A major benefit of gene therapy is its ability to directly target and correct the root cause of FA, the mutations in the FANC genes, rather than merely managing the symptoms. This approach is personalised and can be tailored to treat individuals with different mutations. By restoring the function of the FANC genes, gene therapy can alleviate symptoms associated with bone marrow failure, significantly improving the quality of life.

Unlike current treatments, which primarily focus on symptom management, gene therapy has the potential to provide a cure or a long-lasting solution, thereby reducing the dependency on other management techniques. Correcting the mutations in the FANC genes would result in a functional DNA repair mechanism, thereby reducing the risk of cancer.

Risks and ethical considerations 

One of the risks associated with gene therapy, both for Fanconi anaemia and in general, is the potential for unintended genetic alterations to non-target genes. This can lead to serious issues, such as the creation of new mutations and an increased risk of cancer. Additionally, because gene therapy is a relatively new technique, its long-term effects are still not fully understood.

Gene therapy is also a highly personalised procedure, making it very expensive. Availability is limited, and determining who should have this treatment poses a significant challenge for public healthcare systems.

Summary 

Gene therapy for Fanconi anaemia (FA) represents a promising treatment approach directly targeting and correcting the underlying genetic mutations in the FANC genes that cause the disease, rather than merely managing its symptoms. This rare inherited disorder, characterised by bone marrow failure, increased susceptibility to infections, and higher cancer risks, currently relies on treatments like blood transfusions, androgen therapy, and stem cell transplantation. 

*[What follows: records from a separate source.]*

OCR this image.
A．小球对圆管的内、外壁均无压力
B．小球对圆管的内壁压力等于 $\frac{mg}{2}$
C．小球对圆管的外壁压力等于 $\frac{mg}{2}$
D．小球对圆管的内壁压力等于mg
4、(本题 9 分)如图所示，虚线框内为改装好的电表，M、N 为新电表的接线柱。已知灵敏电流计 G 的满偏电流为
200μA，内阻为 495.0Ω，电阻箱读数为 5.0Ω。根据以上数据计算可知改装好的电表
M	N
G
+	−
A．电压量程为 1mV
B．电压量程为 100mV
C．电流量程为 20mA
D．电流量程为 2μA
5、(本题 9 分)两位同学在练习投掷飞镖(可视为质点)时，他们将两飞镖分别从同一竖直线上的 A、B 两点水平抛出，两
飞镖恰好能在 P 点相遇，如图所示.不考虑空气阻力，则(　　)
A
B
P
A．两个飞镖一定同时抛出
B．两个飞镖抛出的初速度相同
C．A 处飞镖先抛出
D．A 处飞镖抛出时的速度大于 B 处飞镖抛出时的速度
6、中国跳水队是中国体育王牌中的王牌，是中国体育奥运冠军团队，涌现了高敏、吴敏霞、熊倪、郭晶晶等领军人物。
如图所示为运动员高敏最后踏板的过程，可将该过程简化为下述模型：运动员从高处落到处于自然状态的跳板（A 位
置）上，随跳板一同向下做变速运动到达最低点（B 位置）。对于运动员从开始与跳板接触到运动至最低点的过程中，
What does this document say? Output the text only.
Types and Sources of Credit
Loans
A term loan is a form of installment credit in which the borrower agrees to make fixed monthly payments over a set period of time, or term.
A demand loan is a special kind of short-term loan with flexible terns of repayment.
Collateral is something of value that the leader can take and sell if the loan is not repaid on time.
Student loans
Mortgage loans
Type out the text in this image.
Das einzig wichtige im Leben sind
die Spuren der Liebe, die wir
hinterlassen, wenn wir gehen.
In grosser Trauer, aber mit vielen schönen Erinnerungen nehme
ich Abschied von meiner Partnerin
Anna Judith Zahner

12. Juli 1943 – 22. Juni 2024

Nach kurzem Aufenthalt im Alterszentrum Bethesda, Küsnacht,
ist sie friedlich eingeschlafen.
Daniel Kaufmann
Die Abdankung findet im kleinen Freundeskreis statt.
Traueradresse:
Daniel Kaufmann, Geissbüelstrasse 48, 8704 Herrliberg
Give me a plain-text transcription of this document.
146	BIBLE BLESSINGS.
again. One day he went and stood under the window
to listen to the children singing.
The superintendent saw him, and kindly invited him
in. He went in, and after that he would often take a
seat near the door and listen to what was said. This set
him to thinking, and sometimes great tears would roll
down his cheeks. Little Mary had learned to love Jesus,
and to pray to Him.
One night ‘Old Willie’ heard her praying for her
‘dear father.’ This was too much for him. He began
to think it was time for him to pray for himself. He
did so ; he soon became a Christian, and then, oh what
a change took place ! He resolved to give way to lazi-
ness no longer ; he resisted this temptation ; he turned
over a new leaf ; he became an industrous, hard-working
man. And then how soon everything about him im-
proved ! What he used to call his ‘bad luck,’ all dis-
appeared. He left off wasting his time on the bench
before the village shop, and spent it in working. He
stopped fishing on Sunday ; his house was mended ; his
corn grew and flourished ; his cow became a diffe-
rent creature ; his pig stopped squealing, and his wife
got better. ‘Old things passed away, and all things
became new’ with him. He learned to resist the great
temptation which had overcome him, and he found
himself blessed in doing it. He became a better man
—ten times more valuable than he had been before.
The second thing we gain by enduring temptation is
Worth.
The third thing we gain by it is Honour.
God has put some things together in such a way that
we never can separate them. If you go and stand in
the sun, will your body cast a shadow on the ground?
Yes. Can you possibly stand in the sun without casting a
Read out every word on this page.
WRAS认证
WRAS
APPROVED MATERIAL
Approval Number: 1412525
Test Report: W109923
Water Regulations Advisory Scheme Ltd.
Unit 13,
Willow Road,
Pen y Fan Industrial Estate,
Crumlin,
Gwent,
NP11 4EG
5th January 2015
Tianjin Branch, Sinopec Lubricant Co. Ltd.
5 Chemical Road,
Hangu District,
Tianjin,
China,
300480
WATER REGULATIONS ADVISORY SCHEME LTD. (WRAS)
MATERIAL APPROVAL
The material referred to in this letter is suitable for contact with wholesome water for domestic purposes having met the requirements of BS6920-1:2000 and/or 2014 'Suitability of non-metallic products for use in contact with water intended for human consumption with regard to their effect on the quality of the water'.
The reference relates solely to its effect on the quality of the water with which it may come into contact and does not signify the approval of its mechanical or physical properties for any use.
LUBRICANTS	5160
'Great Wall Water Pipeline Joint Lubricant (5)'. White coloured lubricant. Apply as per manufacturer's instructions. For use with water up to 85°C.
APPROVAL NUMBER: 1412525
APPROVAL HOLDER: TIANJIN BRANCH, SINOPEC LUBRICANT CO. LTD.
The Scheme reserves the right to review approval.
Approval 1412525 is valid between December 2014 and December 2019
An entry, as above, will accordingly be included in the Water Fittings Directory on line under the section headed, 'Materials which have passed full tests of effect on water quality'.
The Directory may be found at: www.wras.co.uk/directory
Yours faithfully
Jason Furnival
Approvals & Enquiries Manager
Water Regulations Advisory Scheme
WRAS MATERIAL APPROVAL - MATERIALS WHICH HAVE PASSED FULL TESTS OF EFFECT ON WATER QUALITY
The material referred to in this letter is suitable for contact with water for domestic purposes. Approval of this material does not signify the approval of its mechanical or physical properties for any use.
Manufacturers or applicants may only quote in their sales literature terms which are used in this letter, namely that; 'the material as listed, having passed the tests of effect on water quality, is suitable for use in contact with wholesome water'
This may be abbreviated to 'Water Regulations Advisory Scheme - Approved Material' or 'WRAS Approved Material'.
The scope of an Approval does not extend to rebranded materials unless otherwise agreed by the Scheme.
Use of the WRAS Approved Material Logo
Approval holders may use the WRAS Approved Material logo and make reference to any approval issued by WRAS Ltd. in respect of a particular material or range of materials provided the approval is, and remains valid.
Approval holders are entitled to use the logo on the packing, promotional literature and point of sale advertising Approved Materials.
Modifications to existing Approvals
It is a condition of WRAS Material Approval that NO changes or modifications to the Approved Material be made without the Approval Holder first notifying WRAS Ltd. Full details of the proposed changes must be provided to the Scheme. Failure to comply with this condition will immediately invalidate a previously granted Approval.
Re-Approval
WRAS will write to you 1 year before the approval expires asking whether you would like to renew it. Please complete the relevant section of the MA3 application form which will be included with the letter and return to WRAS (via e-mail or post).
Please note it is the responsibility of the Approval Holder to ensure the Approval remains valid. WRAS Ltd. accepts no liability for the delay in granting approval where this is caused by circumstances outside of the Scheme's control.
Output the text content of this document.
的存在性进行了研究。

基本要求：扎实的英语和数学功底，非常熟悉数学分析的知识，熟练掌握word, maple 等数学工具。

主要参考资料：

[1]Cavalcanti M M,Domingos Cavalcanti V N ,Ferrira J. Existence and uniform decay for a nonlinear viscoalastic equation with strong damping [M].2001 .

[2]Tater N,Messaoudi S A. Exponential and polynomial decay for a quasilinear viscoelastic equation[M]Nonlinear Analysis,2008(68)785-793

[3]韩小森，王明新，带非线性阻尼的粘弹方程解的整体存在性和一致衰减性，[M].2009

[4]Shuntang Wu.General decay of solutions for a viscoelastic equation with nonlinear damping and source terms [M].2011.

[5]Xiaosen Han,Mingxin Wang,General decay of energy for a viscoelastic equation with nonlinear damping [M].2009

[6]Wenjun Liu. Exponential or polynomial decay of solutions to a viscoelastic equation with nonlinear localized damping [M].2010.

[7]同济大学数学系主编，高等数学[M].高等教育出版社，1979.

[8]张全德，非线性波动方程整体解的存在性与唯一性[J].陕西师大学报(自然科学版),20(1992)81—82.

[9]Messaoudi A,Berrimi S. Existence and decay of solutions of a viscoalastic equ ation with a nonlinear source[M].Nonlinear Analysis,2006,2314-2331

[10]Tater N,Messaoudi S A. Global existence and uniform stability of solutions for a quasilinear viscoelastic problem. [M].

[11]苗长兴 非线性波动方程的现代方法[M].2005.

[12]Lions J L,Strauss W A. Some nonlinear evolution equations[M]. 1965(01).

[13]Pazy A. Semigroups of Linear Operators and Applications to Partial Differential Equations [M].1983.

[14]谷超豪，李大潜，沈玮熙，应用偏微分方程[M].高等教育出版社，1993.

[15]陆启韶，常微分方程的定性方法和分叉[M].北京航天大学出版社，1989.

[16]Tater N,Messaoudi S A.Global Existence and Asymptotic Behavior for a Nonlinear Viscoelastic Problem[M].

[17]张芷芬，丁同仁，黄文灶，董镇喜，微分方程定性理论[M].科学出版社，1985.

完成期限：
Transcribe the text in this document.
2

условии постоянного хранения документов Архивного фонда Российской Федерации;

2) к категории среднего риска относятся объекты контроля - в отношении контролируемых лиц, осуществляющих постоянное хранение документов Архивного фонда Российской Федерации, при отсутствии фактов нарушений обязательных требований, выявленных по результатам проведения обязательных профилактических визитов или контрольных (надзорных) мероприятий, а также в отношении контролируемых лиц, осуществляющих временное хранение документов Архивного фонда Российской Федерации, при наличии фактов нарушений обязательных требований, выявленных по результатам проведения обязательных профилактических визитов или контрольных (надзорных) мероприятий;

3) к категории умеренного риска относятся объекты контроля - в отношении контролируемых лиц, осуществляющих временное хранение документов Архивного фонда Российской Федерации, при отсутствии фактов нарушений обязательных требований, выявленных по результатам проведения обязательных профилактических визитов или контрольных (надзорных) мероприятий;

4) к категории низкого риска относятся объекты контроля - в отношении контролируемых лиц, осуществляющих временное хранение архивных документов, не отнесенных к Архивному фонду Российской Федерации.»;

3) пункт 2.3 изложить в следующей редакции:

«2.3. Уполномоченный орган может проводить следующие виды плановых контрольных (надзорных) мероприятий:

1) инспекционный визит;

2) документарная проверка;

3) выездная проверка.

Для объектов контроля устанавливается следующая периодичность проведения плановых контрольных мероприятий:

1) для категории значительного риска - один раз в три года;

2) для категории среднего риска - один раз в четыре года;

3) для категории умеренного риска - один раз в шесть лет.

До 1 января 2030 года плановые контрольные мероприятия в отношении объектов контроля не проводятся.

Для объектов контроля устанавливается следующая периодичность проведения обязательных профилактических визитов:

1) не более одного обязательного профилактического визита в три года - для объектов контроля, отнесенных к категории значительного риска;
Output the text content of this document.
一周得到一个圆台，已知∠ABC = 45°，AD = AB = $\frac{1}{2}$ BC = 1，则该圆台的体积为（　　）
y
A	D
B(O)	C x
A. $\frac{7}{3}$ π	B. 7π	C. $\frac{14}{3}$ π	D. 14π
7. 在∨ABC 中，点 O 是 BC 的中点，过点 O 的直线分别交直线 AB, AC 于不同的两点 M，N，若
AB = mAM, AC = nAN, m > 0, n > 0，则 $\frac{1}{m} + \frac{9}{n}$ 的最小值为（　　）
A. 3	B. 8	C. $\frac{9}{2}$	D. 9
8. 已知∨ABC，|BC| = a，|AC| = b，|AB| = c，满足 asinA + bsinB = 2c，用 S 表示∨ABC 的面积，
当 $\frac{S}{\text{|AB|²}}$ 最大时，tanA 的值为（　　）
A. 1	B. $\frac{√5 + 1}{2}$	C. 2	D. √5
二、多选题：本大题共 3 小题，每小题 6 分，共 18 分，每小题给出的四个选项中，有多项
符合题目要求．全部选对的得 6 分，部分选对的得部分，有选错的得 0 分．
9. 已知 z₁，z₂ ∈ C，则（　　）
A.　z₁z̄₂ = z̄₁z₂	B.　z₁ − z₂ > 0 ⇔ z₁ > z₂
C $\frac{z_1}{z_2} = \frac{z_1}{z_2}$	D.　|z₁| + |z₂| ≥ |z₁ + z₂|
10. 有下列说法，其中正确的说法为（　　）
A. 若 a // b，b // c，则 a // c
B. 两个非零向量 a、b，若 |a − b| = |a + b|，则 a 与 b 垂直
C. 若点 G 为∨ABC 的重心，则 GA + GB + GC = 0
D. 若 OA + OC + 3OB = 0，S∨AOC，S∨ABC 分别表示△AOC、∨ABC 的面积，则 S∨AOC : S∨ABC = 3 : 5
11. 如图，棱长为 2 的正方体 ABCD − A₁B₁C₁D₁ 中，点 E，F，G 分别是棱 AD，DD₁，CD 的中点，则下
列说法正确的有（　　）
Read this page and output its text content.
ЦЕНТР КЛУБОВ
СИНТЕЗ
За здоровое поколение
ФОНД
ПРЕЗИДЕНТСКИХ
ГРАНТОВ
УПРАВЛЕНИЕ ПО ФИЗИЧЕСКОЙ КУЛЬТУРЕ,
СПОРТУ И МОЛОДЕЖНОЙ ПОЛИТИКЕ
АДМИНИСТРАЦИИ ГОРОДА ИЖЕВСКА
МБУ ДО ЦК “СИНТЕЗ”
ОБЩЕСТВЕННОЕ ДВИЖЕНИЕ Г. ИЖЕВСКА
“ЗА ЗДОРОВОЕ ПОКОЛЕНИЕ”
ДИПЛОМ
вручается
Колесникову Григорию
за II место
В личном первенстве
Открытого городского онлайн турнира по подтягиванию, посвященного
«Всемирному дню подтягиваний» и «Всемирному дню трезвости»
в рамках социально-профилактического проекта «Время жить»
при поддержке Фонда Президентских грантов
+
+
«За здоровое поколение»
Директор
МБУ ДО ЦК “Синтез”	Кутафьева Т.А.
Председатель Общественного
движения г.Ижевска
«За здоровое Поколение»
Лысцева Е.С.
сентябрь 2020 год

Gene therapy, employing techniques such as gene addition and gene editing with tools like CRISPR/Cas9, aims to restore the proper function of defective genes. While gene therapy has shown potential in alleviating FA symptoms and reducing cancer risk, it poses challenges, including unintended genetic alterations, high costs, and limited accessibility. Ethical considerations around long-term effects and equitable access further complicate its implementation in public healthcare systems.